# [ibook g3/g4] iBook g4 réparé . Freeze, écran clignotant etc



## atcha_sama (31 Juillet 2012)

Bonjour à tous,

Mon iBook g4 fut mon premier Mac. Il fut victime d'un problème complètement étouffe par Apple.
En allumant le bousin :
- rien apparaît 
- freeze du bousin
- clignotent de l'écran et freeze
-etc.... 

Javais démonté le ibook en pensant trouve un connecteur écran carte mère foireux, tout semblait ok. Jai parcouru les forum , teste plein de trucs en vain .
Je laisse tomber début 2008 et je passe à autres chose. ( toute mes photos , doc. , musique sont sur le iBook, pas question de jeter ) . 
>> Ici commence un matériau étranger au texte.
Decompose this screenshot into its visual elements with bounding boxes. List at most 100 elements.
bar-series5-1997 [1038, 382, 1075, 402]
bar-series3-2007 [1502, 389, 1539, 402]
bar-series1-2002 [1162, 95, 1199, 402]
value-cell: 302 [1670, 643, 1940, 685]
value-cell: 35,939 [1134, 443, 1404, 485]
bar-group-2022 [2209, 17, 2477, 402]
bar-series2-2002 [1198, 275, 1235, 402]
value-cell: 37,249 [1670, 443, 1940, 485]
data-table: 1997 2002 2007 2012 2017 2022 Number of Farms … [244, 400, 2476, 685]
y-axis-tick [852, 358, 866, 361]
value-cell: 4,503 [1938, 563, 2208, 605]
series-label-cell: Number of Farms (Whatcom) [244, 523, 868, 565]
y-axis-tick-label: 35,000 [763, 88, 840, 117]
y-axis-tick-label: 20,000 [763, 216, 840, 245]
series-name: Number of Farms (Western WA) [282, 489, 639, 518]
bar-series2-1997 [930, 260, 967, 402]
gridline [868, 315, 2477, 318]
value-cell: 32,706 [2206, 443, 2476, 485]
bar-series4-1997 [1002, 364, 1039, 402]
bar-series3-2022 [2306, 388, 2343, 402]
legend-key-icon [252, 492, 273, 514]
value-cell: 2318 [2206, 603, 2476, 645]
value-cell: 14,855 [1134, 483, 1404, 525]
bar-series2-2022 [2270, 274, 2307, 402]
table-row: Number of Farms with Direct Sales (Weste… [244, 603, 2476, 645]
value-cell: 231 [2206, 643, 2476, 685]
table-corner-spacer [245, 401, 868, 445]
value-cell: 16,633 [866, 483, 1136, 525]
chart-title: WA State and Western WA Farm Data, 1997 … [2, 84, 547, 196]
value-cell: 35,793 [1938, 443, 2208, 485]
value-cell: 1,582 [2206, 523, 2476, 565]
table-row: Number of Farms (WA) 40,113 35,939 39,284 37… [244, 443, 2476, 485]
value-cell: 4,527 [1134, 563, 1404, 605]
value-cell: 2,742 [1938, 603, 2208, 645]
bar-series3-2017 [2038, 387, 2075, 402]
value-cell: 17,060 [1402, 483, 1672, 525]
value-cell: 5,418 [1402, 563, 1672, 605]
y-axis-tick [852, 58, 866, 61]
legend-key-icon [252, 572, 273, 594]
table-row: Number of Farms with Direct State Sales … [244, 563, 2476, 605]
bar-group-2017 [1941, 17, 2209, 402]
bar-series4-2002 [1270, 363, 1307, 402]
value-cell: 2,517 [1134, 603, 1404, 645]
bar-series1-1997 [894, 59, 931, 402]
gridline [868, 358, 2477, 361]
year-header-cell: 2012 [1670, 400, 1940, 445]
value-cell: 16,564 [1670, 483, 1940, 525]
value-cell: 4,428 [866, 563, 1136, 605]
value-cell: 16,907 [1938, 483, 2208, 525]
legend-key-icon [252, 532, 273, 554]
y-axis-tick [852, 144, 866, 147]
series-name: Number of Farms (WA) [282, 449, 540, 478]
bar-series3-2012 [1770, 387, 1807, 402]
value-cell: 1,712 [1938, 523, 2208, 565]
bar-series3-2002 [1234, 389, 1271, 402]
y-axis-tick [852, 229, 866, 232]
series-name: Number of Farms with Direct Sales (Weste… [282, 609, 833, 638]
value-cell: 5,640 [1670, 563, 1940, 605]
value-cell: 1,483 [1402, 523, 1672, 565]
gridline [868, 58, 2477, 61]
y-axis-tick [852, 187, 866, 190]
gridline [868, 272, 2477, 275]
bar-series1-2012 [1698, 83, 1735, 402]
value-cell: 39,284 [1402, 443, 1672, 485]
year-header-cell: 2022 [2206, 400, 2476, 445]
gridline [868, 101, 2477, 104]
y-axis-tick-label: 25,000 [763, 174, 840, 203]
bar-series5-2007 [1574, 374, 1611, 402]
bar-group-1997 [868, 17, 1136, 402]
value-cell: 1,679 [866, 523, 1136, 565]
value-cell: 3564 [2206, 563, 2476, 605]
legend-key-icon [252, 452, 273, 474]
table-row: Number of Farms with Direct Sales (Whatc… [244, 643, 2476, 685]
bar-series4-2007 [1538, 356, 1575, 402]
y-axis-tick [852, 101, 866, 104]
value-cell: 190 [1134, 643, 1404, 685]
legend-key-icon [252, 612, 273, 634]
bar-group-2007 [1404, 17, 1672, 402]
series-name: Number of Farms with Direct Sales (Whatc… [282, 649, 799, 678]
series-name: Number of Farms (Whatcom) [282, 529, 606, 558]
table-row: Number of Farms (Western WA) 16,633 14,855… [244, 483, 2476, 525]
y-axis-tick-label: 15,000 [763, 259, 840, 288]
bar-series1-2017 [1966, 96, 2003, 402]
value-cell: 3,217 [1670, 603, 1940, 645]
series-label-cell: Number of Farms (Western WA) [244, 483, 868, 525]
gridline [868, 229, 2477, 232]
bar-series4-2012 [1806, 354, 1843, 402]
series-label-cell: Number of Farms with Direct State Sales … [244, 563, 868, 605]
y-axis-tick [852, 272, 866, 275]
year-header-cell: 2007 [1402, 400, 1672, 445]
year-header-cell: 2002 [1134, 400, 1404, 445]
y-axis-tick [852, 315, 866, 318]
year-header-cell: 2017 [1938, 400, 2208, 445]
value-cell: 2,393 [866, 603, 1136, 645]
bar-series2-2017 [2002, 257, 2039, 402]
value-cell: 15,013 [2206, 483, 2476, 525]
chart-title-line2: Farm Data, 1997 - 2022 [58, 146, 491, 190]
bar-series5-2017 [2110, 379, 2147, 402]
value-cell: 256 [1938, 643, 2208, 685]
Hier au boulot( 4 ans lus tard ) , je parcours le Wikipédia de l'ibook et je tombe sur des faits , des problème de défauts de fonctionnement sur le g3/g4. 

En cherchant un peu je tombe sur ça :
http://macintoshhowto.com/hardware/how-do-i-get-my-broken-g4-ibook-fixed.html

Les symptôme correspondent ,  je testent et ça marche !!!!!!!!!!! 

Merde Apple !!!! Je paye le bousin 1400&#8364; en étant étudiant et ils ont  complètement étouffé l'affaire d'après les différents posts sur les forums parcourus. 

Beaucoup ont du sans savoir , acheter un autre Mac. 

C'est tout juste inadmissible. 

Heureux de retrouver mon premier " amour " mais vraiment énervé envers Apple. 

Le controler est sujet à ce type de problème et ils ont laissé le problème :/ tout en niant .


Voilà jespere que cela servira à d'autres qui ont subi cela .


----------



## Invité (1 Août 2012)

Comme je viens de coller un SSD dans mes deux ZiBook, c'est bon à savoir.
Coup de boule !


----------



## atcha_sama (5 Août 2012)

Si tu as ce type de soucis.

ça peut franchement t'aider . J'en reviens pas d'utiliser à nouveau mon Ibook G4


----------



## Invité (5 Août 2012)

Non, je n'ai pas de soucis (Inch'Allah), mais au cazoù ! 
Je retiens l'astuce, j'aime bien mes ZiBook's


----------